WESTERLY – Due to business restrictions being enforced to stop the spread of COVID-19, Kevin Adams was forced to make the difficult decision of laying off workers for the first time since opening J. Mack Studios over 18 years ago .

Rather than simply closing down entirely, Adams kept the services of graphic artist Ken Lowell and started a fundraiser to keep the store running, identify health care workers who are on the front lines of the virus response, and raise funds to help keep the store running Help fight the pandemic.

“It was a way to stay active and support those who are on the front lines in this fight,” said Adams. “It certainly won’t make up for the lost business, but it’s a way for us to get some work while helping people through the Westerly Hospital Foundation’s COVID-19 fund.”

J. Mack Studios, named after the members of the Adams family (Jack, Mary, Annette, Clare, Kevin), produces thank you t-shirts for those in the healthcare sector. By Monday, his company had already received more than 80 orders. The company usually specializes in trade orders rather than retail, but has changed during these uncertain times, Adams said.

They bear the Superman emblem, with the “S” being replaced by a red cross. T-shirts are $ 25 each, and $ 5 from each purchase is donated to the Westerly Hospital Foundation’s COVID-19 Fund. There’s also a $ 35 option for those who would prefer a sweatshirt.

The concept was developed by Adams last week and worked with Lowell Thursday and Friday to create the design before launching a website for those looking to shop for a shirt. After having an idea, he was put in touch with Nicholas Stahl, Executive Director of the Westerly Hospital Foundation, and a partnership was established.

Stahl said the effort is vital evidence of the support given to hospital workers, some of whom have worked virtually non-stop since the novel coronavirus disease was declared a national health emergency on March 13. He said if not for helping companies like J. Mack Studios – he said the foundation received donations almost daily on Monday – the hospital could not provide the services it is currently providing.

“For those in the healthcare sector, these resources are so important,” said Stahl. “You worked around the clock and did a great job in these strange and unusual circumstances that we are currently facing.”

The funds raised will provide a range of support services for workers, Stahl said. For example, childcare was restricted a few weeks ago, and the money is providing alternative options for employees to provide care that respects the intent of social distancing. In addition, he said the money will be used for things like groceries for those who work longer shifts, or could be used to meet unforeseen needs.

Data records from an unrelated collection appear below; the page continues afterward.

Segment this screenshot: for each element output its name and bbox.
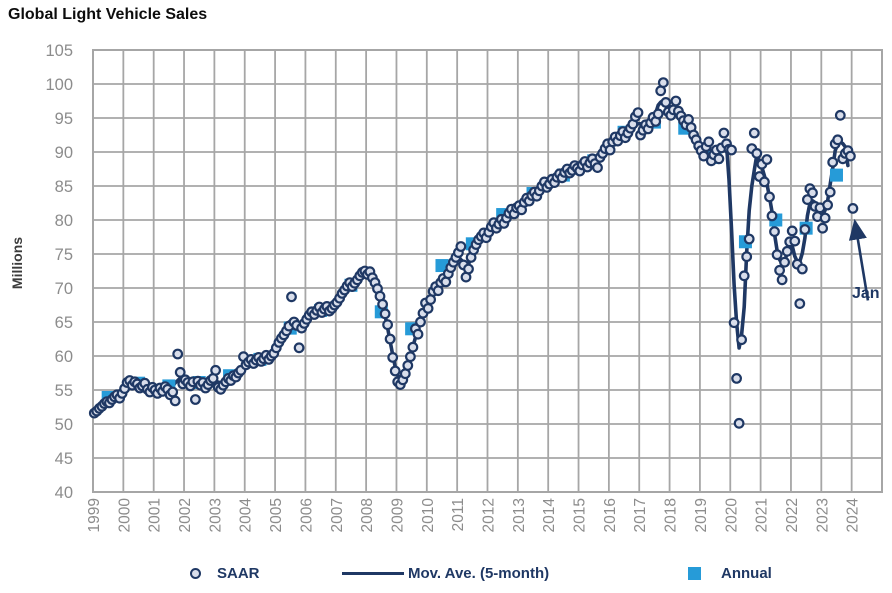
svg-text:75: 75 — [55, 246, 73, 264]
gridlines — [92, 49, 883, 493]
chart-title: Global Light Vehicle Sales — [8, 6, 208, 23]
svg-text:80: 80 — [55, 212, 73, 230]
legend-item-saar: SAAR — [190, 560, 260, 586]
svg-text:2018: 2018 — [663, 498, 680, 532]
svg-text:2009: 2009 — [389, 498, 406, 532]
legend-label-annual: Annual — [721, 564, 772, 582]
svg-text:2023: 2023 — [814, 498, 831, 532]
legend-item-annual: Annual — [688, 560, 772, 586]
svg-text:2015: 2015 — [572, 498, 589, 532]
annual-marker-icon — [688, 566, 701, 580]
svg-text:2013: 2013 — [511, 498, 528, 532]
svg-text:2002: 2002 — [177, 498, 194, 532]
svg-text:2006: 2006 — [298, 498, 315, 532]
y-axis-ticks: 40 45 50 55 60 65 70 75 80 85 90 95 100 105 — [45, 42, 73, 502]
svg-text:2005: 2005 — [268, 498, 285, 532]
svg-text:65: 65 — [55, 314, 73, 332]
svg-text:105: 105 — [45, 42, 73, 60]
x-axis-ticks: 1999 2000 2001 2002 2003 2004 2005 2006 2007 2008… — [86, 498, 862, 533]
svg-text:60: 60 — [55, 348, 73, 366]
svg-text:70: 70 — [55, 280, 73, 298]
svg-text:40: 40 — [55, 484, 73, 502]
svg-text:2001: 2001 — [147, 498, 164, 532]
svg-text:2021: 2021 — [754, 498, 771, 532]
legend-label-moving-average: Mov. Ave. (5-month) — [408, 564, 550, 582]
svg-text:2008: 2008 — [359, 498, 376, 532]
svg-text:2020: 2020 — [723, 498, 740, 533]
svg-text:90: 90 — [55, 144, 73, 162]
svg-text:2007: 2007 — [329, 498, 346, 532]
svg-text:2011: 2011 — [450, 498, 467, 531]
svg-text:55: 55 — [55, 382, 73, 400]
legend-item-moving-average: Mov. Ave. (5-month) — [342, 560, 549, 586]
svg-text:2019: 2019 — [693, 498, 710, 532]
moving-average-marker-icon — [342, 571, 404, 575]
svg-text:2004: 2004 — [238, 498, 255, 533]
legend-label-saar: SAAR — [217, 564, 260, 582]
saar-points — [88, 77, 859, 429]
svg-text:100: 100 — [45, 76, 73, 94]
svg-text:2017: 2017 — [632, 498, 649, 532]
svg-text:2014: 2014 — [541, 498, 558, 533]
svg-text:50: 50 — [55, 416, 73, 434]
svg-text:2024: 2024 — [845, 498, 862, 533]
svg-text:45: 45 — [55, 450, 73, 468]
svg-text:1999: 1999 — [86, 498, 103, 532]
jan-arrow — [848, 218, 870, 301]
svg-text:2022: 2022 — [784, 498, 801, 532]
svg-text:2012: 2012 — [481, 498, 498, 532]
svg-text:95: 95 — [55, 110, 73, 128]
svg-text:2016: 2016 — [602, 498, 619, 532]
svg-text:2000: 2000 — [116, 498, 133, 533]
svg-text:2003: 2003 — [207, 498, 224, 532]
chart-legend: SAAR Mov. Ave. (5-month) Annual — [0, 560, 892, 586]
svg-text:85: 85 — [55, 178, 73, 196]
saar-marker-icon — [190, 567, 201, 579]
jan-annotation-label: Jan — [852, 285, 880, 302]
svg-text:2010: 2010 — [420, 498, 437, 533]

Over the weekend, efforts expanded to include a free handcrafted face mask. The masks are made by seamstress Kaela Hurd, who lives in the west and owns Kaelas Sewing on Railroad Avenue. It is designed to help protect those in the community who may have difficulty finding masks.

“When (Kevin) explained what he was doing it was such a great idea that I felt I had to do something to make a difference,” said Hurd, who also runs her business as a result of the COVID-19 crisis lock. “I’m the only employee and my company is in a strange place where it’s not clear whether to shut down or not. So I decided to shift gears and started making the face masks with materials that I already have in my inventory. I’ve been working almost continuously since then. “

The use of only previously owned materials has helped keep Hurd away from shopping and serves to prevent the virus from spreading. She said she would continue to make masks as long as she had the materials in stock.

Hurd’s business doesn’t make any money with the company – she’s looking for $ 3 to $ 5 donations on masks but won’t turn anybody down – and she said she’s continuing to do the job because “it’s the right thing.” “”

Adams said he has no official goal in what he hopes to increase, but he is overwhelmed with the support he has received for the project so far. He said as long as there were restrictions and there was a need, he intended to keep producing the shirts.

“Right now we are limping like so many companies,” he said. “If we can hobble for a few months and help the frontline workers, we will survive.”